Abstracts
Résumé
Ce texte examine, à travers l’oeuvre de Jean-Christophe Averty, les différences fondamentales entre cinéma et vidéo. La démarche du réalisateur y est mise en parallèle avec les utopies des artistes pionniers de la vidéo, qui visent une picturalité par la malléabilité de l’image vidéographique, tandis qu’Averty en expérimente la plasticité pour inventer une écriture inédite spécifiquement télévisuelle. Prenant en considération la dialectique essentielle réel/artificiel de la vidéo, Averty utilise le signal et le trucage (notamment l’incrustation) comme figures d’expression. Il compose avec la simultanéité de cette technologie de flux, et avec la planéité de l’écran du téléviseur, pour conférer des dimensions nouvelles à l’image — contre le réalisme perspectiviste. L’auteur propose ainsi d’étudier l’ontogenèse de l’image électronique, afin de concevoir ce qui détermine une esthétique du médium.
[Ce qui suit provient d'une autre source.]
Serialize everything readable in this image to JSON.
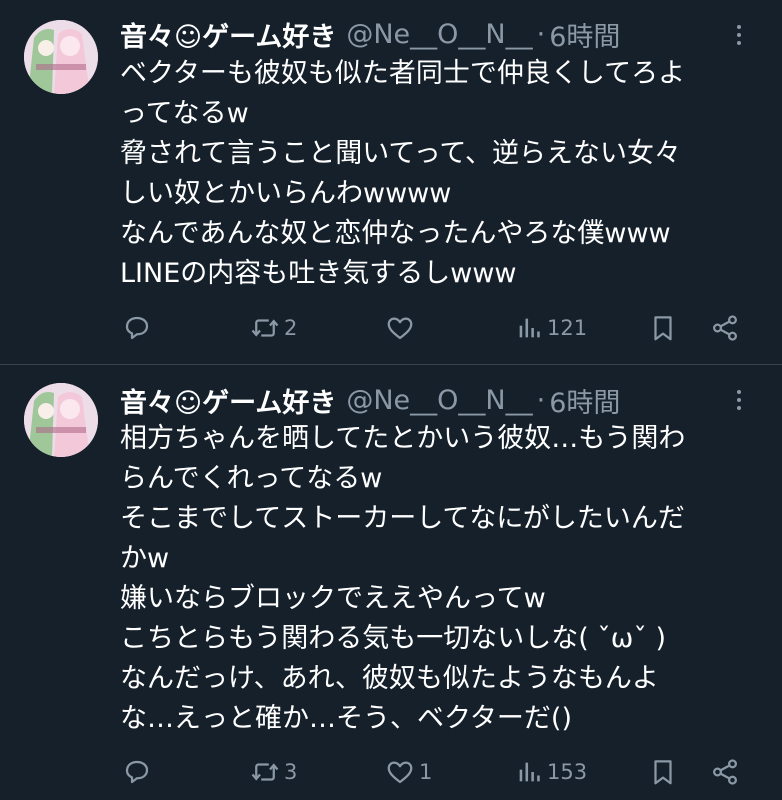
{
  "colors": {
    "background": "#15202b",
    "text": "#ffffff",
    "muted": "#8b98a5",
    "divider": "#38444d"
  },
  "tweets": [
    {
      "author": {
        "display_name": "音々☺ゲーム好き",
        "handle": "@Ne__O__N__",
        "separator": "·",
        "time": "6時間"
      },
      "lines": [
        "ベクターも彼奴も似た者同士で仲良くしてろよ",
        "ってなるw",
        "脅されて言うこと聞いてって、逆らえない女々",
        "しい奴とかいらんわwwww",
        "なんであんな奴と恋仲なったんやろな僕www",
        "LINEの内容も吐き気するしwww"
      ],
      "stats": {
        "replies": "",
        "retweets": "2",
        "likes": "",
        "views": "121"
      }
    },
    {
      "author": {
        "display_name": "音々☺ゲーム好き",
        "handle": "@Ne__O__N__",
        "separator": "·",
        "time": "6時間"
      },
      "lines": [
        "相方ちゃんを晒してたとかいう彼奴…もう関わ",
        "らんでくれってなるw",
        "そこまでしてストーカーしてなにがしたいんだ",
        "かw",
        "嫌いならブロックでええやんってw",
        "こちとらもう関わる気も一切ないしな( ˇωˇ )",
        "なんだっけ、あれ、彼奴も似たようなもんよ",
        "な…えっと確か…そう、ベクターだ()"
      ],
      "stats": {
        "replies": "",
        "retweets": "3",
        "likes": "1",
        "views": "153"
      }
    }
  ],
  "icons": {
    "avatar": "avatar-image",
    "more": "more-options-icon",
    "reply": "reply-icon",
    "retweet": "retweet-icon",
    "like": "heart-icon",
    "views": "views-chart-icon",
    "bookmark": "bookmark-icon",
    "share": "share-icon"
  }
}
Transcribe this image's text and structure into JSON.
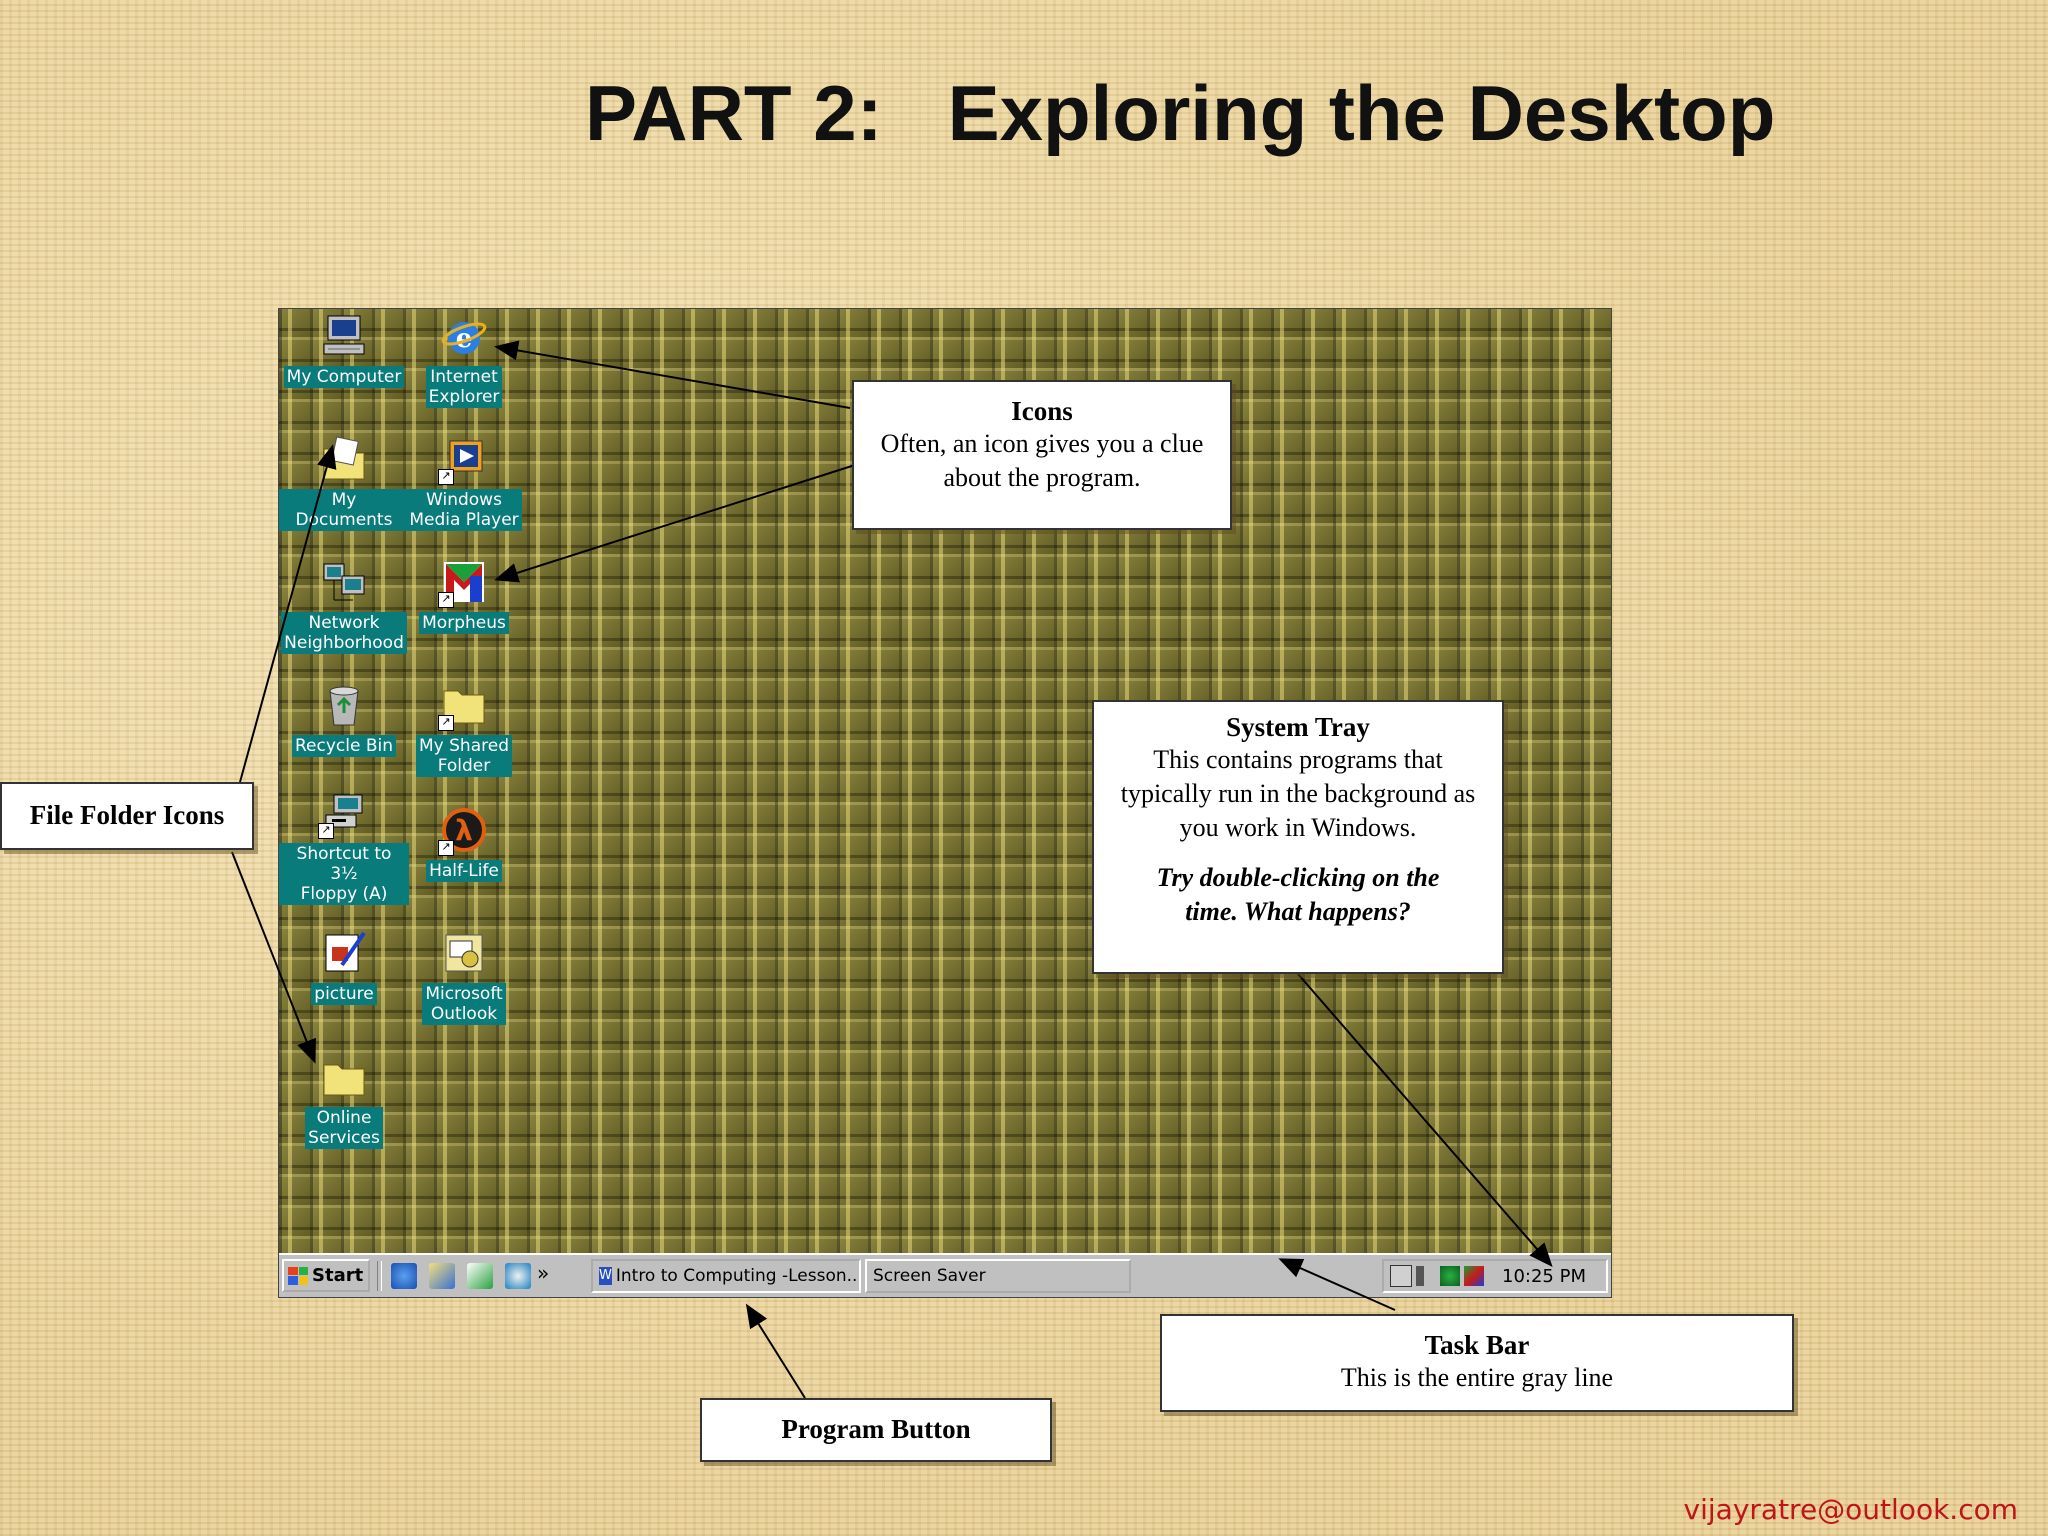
{
  "slide": {
    "title": "PART 2:   Exploring the Desktop",
    "footer_email": "vijayratre@outlook.com"
  },
  "desktop_icons": [
    {
      "name": "my-computer",
      "label": "My Computer",
      "icon": "computer-icon"
    },
    {
      "name": "internet-explorer",
      "label": "Internet\nExplorer",
      "icon": "ie-icon"
    },
    {
      "name": "my-documents",
      "label": "My Documents",
      "icon": "documents-folder-icon"
    },
    {
      "name": "windows-media-player",
      "label": "Windows\nMedia Player",
      "icon": "media-player-icon"
    },
    {
      "name": "network-neighborhood",
      "label": "Network\nNeighborhood",
      "icon": "network-icon"
    },
    {
      "name": "morpheus",
      "label": "Morpheus",
      "icon": "morpheus-icon"
    },
    {
      "name": "recycle-bin",
      "label": "Recycle Bin",
      "icon": "recycle-bin-icon"
    },
    {
      "name": "my-shared-folder",
      "label": "My Shared\nFolder",
      "icon": "folder-icon"
    },
    {
      "name": "floppy-shortcut",
      "label": "Shortcut to 3½\nFloppy (A)",
      "icon": "floppy-drive-icon"
    },
    {
      "name": "half-life",
      "label": "Half-Life",
      "icon": "half-life-icon"
    },
    {
      "name": "picture",
      "label": "picture",
      "icon": "picture-icon"
    },
    {
      "name": "microsoft-outlook",
      "label": "Microsoft\nOutlook",
      "icon": "outlook-icon"
    },
    {
      "name": "online-services",
      "label": "Online\nServices",
      "icon": "folder-icon"
    }
  ],
  "taskbar": {
    "start_label": "Start",
    "quick_launch": [
      "ie-icon",
      "outlook-express-icon",
      "desktop-icon",
      "channels-icon"
    ],
    "overflow": "»",
    "task_buttons": [
      "Intro to Computing -Lesson...",
      "Screen Saver"
    ],
    "clock": "10:25 PM",
    "tray_icons": [
      "tray-monitor-icon",
      "volume-icon",
      "network-tray-icon",
      "morpheus-tray-icon"
    ]
  },
  "callouts": {
    "icons": {
      "title": "Icons",
      "body": "Often,  an icon gives you a clue about the program."
    },
    "system_tray": {
      "title": "System Tray",
      "body": "This contains programs that typically run  in the background as you work in Windows.",
      "italic": "Try double-clicking on the time.  What happens?"
    },
    "file_folder": {
      "title": "File Folder Icons"
    },
    "task_bar": {
      "title": "Task Bar",
      "body": "This is the entire gray line"
    },
    "program_button": {
      "title": "Program Button"
    }
  },
  "colors": {
    "slide_background": "#ecd6a0",
    "icon_label_bg": "#0a7b7b",
    "taskbar": "#c0c0c0",
    "footer_text": "#c0141a"
  }
}
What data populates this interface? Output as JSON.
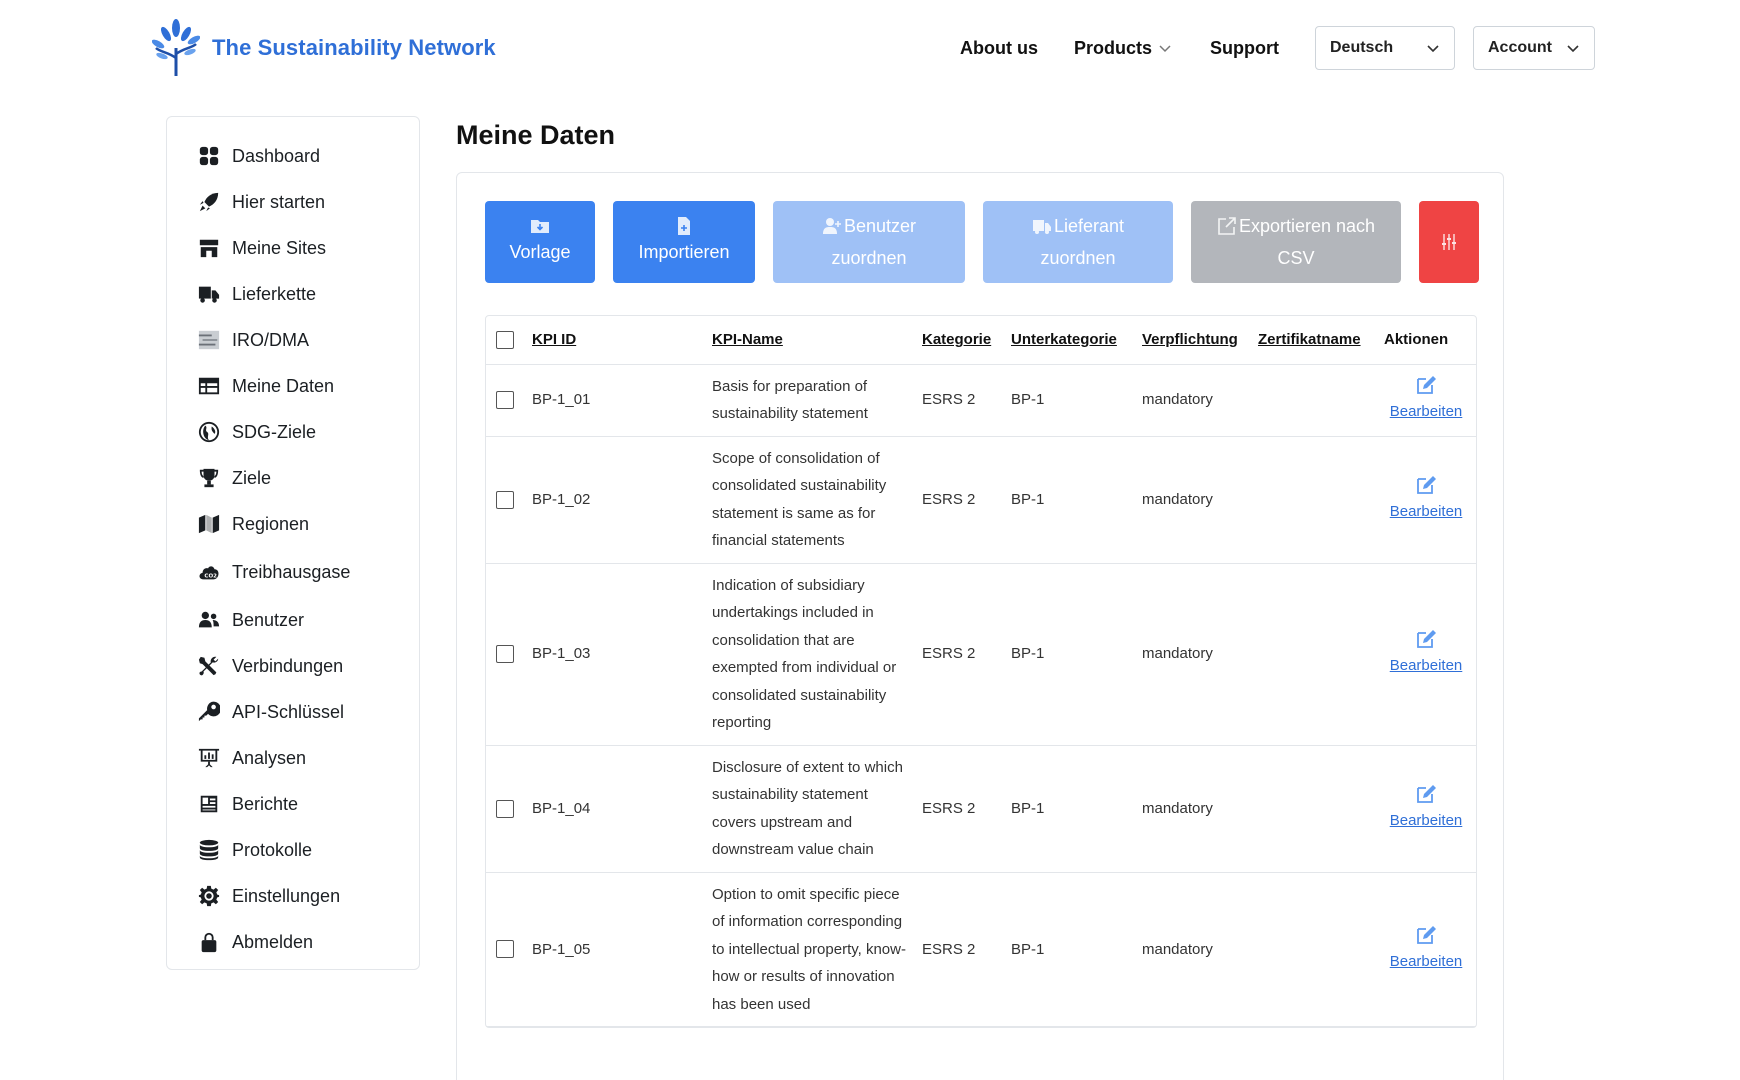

Si la technique ouvre des potentialités de création et d’énonciation singulières, elle engage une logique créatrice, et infuse alors une pensée inventrice. En interrogeant les notions de montage, de mixage, d’assemblage et de collage, l’approche technique et théorique adoptée ici élabore des distinctions entre fixation et transmission, représentation et simulation, afin d’évaluer l’écart entre écriture cinématographique et écriture vidéographique.
Abstract
This article examines the fundamental differences between cinema and video through the work of Jean-Christophe Averty, considering his work alongside the utopias of pioneer video artists. The latter sought a pictorial quality through the malleability of the image, whereas Averty experimented with plasticity to invent a new form of writing specific to television. Taking into account the essential real/artificial dialectic of video, Averty used signals and trick effects (and in particular the keyed image) as expressive devices. He worked with the simultaneity of this technology of flow, and with the flatness of the television screen, to endow the image with new dimensions, against perspectival realism. The author thus proposes to examine the ontogenesis of the electronic image as a way of understanding what determines the medium’s aesthetic. While technology opens up singular creative and enunciative possibilities, it engages a creative logic and thus instils inventive thinking. By interrogating the concepts editing, mixing, assembly and collage, the technical and theoretical approach adopted here develops distinctions between fixation and transmission and between representation and simulation, in order to evaluate the gap between cinematic and videographic writing.